Mechanical and Gas Barrier Properties of Naturally and Artificially Weathered High-Performance Fiber Reinforced Laminated Structures for Stratospheric Airship Envelope

This study presents the fabrication of lightweight, strong, high-helium barrier, and weather-resistant composite laminates for stratospheric airships. Three high-performance fabrics (Spectra®, Vectran®, Kevlar®) served as the strength layer, while PVDC-treated BOPET film (Mylar®) and PVF film (Tedlar®) acted as the helium barrier and the weather-protective layer, respectively. Atmospheric plasma treatment of BOPET and PVF films optimized surface functionalization before lamination.

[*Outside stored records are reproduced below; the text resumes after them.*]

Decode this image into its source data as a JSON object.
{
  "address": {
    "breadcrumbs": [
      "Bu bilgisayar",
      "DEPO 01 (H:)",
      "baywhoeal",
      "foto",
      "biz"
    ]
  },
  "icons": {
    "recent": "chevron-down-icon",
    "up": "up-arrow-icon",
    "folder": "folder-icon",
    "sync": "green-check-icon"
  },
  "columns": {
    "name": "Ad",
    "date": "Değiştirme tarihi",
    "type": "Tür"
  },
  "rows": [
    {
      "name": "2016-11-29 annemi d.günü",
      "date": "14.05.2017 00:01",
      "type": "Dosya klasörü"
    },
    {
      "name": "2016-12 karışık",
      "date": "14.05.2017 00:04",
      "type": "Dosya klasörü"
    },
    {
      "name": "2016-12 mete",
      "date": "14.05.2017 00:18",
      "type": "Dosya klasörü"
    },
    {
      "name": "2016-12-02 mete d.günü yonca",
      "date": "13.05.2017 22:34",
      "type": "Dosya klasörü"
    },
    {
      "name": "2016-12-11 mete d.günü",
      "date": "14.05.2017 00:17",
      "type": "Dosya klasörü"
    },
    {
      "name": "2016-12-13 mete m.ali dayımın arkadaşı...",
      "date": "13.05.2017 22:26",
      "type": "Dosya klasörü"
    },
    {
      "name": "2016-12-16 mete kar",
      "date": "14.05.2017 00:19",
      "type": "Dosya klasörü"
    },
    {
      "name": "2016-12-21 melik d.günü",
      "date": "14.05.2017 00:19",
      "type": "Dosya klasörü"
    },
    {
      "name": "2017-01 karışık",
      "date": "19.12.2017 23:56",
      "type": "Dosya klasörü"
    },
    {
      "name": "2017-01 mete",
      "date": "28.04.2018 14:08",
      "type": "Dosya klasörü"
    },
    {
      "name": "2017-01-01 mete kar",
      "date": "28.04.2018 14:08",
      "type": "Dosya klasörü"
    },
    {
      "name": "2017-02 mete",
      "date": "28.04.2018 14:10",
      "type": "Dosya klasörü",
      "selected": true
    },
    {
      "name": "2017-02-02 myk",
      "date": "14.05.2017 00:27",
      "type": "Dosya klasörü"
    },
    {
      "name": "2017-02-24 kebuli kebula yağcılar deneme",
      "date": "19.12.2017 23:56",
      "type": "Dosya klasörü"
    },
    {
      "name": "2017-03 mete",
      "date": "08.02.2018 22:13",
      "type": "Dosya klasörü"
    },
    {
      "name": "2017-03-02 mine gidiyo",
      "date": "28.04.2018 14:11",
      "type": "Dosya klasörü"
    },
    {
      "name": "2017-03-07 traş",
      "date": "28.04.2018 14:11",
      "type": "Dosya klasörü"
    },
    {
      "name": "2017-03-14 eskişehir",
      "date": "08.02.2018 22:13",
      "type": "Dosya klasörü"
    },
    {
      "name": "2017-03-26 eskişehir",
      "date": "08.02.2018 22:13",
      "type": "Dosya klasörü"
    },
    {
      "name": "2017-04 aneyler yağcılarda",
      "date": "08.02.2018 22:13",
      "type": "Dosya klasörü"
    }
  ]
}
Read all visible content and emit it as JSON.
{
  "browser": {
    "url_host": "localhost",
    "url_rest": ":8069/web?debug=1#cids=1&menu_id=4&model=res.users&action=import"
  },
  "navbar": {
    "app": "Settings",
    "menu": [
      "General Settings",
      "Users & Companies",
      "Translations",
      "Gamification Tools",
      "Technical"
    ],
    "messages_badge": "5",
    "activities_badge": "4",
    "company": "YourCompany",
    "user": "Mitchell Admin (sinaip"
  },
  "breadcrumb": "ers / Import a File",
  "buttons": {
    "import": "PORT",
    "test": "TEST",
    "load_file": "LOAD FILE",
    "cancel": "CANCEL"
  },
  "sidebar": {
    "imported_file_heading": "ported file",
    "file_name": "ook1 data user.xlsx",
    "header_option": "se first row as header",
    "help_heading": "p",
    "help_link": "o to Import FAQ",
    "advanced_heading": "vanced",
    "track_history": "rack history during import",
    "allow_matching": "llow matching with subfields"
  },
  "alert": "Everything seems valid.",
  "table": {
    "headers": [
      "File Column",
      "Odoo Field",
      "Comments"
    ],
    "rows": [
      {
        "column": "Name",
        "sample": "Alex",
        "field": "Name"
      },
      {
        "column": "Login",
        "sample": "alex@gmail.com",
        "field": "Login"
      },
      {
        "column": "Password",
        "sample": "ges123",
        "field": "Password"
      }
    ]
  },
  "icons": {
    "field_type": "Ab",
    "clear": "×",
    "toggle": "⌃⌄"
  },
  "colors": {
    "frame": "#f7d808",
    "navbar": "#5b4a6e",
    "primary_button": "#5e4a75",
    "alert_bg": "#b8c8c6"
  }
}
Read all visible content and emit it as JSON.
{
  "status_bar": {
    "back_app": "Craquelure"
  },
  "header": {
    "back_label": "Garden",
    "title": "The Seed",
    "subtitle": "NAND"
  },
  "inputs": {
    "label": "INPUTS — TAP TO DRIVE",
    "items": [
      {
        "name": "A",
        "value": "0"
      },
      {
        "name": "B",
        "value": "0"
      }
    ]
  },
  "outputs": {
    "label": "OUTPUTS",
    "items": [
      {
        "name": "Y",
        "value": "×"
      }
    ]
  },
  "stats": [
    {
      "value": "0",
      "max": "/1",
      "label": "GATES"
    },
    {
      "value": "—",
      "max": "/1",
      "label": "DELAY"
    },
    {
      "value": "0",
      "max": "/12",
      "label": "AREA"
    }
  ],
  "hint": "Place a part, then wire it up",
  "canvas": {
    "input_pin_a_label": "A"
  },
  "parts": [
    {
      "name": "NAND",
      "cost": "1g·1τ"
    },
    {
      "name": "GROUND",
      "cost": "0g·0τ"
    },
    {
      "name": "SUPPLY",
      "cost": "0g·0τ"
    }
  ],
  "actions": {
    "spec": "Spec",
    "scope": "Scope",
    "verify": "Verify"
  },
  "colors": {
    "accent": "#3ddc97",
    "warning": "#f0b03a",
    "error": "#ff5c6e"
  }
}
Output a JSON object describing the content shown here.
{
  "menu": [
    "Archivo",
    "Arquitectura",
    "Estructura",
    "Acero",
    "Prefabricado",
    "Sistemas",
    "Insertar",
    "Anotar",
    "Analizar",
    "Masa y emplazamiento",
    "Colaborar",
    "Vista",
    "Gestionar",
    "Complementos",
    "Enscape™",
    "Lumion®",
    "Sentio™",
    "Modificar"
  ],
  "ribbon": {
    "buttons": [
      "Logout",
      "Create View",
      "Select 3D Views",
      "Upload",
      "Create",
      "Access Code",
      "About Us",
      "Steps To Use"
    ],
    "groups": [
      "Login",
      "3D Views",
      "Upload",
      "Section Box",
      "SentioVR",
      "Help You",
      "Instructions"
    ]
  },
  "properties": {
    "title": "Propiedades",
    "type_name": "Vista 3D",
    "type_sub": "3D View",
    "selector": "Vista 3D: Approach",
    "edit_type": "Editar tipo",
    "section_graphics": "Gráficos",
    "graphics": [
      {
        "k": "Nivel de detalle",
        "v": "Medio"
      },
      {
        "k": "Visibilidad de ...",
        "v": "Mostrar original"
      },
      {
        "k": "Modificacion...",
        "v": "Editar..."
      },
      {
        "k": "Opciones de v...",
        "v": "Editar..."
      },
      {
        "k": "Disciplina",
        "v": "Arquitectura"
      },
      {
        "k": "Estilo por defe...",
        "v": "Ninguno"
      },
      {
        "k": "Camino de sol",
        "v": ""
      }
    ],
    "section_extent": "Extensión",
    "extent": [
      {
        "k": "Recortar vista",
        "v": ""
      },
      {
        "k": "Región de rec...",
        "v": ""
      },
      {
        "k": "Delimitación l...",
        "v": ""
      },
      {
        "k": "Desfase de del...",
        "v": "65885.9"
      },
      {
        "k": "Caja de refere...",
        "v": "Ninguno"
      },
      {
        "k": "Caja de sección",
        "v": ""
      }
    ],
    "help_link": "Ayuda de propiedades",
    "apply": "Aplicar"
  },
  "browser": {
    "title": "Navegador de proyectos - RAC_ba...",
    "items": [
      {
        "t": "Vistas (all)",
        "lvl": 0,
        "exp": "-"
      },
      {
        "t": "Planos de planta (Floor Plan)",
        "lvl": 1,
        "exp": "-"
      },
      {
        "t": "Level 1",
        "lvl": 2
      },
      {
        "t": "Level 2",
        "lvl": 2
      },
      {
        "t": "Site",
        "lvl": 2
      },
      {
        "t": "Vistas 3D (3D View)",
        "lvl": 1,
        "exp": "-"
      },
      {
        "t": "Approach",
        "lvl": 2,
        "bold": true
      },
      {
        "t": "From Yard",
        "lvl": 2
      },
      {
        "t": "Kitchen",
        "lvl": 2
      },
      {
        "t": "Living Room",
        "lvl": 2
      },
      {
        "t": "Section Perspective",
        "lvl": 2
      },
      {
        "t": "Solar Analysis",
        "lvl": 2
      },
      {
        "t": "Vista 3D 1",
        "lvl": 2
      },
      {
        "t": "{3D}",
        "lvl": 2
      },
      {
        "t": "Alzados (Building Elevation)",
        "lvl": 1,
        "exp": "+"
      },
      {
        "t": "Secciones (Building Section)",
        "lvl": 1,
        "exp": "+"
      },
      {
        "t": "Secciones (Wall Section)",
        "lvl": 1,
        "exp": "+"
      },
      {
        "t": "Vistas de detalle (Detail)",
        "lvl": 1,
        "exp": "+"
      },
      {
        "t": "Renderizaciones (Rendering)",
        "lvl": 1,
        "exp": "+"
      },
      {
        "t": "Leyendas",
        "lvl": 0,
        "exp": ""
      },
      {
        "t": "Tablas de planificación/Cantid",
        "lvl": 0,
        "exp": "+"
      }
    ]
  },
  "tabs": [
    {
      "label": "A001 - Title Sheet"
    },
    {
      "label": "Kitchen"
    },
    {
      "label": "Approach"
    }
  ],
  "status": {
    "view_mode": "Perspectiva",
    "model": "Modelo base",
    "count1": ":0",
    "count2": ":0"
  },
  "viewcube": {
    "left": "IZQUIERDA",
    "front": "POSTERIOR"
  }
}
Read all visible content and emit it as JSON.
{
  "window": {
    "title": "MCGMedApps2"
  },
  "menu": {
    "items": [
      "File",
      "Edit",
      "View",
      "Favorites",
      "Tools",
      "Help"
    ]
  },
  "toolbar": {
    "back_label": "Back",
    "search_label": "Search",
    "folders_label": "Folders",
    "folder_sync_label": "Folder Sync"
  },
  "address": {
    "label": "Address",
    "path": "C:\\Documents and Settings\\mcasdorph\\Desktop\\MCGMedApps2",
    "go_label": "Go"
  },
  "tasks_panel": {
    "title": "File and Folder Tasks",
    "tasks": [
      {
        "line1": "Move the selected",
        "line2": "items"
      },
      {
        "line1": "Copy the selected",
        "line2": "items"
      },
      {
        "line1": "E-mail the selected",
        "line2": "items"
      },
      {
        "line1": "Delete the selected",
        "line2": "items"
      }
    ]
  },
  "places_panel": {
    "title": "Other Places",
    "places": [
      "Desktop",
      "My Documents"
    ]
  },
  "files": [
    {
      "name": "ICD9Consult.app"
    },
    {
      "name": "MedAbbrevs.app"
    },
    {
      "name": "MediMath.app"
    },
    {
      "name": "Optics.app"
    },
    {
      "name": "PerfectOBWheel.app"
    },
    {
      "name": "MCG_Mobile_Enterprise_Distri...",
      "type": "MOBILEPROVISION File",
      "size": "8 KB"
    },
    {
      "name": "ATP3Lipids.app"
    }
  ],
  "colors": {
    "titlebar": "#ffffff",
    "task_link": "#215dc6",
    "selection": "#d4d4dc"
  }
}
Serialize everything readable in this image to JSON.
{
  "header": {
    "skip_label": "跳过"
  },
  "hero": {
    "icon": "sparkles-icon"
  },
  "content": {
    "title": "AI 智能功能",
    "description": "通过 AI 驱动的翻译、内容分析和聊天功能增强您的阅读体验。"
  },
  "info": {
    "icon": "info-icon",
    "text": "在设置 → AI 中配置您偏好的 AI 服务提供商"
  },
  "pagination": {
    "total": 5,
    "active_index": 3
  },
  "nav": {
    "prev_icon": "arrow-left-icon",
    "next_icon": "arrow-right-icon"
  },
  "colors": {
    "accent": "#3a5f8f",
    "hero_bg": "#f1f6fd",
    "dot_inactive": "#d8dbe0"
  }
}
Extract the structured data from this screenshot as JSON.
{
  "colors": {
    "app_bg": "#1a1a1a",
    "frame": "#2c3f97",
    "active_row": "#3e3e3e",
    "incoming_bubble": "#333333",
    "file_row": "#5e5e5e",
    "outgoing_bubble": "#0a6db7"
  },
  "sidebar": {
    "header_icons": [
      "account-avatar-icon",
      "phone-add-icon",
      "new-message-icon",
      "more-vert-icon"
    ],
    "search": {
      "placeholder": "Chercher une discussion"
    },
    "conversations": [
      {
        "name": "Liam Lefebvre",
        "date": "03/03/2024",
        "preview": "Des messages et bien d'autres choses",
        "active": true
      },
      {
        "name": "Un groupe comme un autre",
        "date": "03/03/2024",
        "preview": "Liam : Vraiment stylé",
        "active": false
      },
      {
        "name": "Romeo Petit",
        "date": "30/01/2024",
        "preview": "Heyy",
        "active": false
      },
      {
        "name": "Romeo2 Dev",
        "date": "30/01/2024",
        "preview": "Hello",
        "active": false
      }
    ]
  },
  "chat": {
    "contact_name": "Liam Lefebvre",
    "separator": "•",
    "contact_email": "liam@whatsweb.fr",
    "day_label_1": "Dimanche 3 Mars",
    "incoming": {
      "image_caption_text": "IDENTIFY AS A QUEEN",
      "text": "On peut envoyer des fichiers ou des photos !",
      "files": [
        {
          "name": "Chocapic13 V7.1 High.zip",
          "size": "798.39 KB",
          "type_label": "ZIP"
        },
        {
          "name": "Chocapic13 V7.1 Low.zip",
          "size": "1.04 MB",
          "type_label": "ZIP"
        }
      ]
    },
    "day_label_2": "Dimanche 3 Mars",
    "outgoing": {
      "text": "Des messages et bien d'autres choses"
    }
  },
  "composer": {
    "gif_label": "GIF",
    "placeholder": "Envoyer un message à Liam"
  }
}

A weather-resistant PU-based adhesive, enhanced with organic UV additives, graphene oxide, and carbon black, joined the layers, and an aliphatic thermoplastic polyurethane, similarly modified, served both as a heat-sealable sealing layer and a tie coat (incorporating a crosslinker). Graphene oxide in adhesive and sealing layers improved both the weather resistance and the helium gas barrier. Plasma functionalization effects on PVF and BOPET film surface were analyzed using AFM and T-peel strength. Composite laminates underwent accelerated artificial weathering (700 h) and natural weathering (8 month), with evaluations every 200 h and 2 months, respectively. After UV exposure, changes in peel strength, tear strength, tensile strength, and helium gas barrier were assessed. All three types of laminates performed well with minimal property deterioration, especially after 8 month of natural weathering, compared to 700 h artificial weathering. The Kevlar-based laminates demonstrated superior performance across all properties (tensile strength 968 N/cm, tear strength 513 N, and helium permeability 0.02 L/m²/24 h), showcasing significant potential for stratospheric airship envelopes.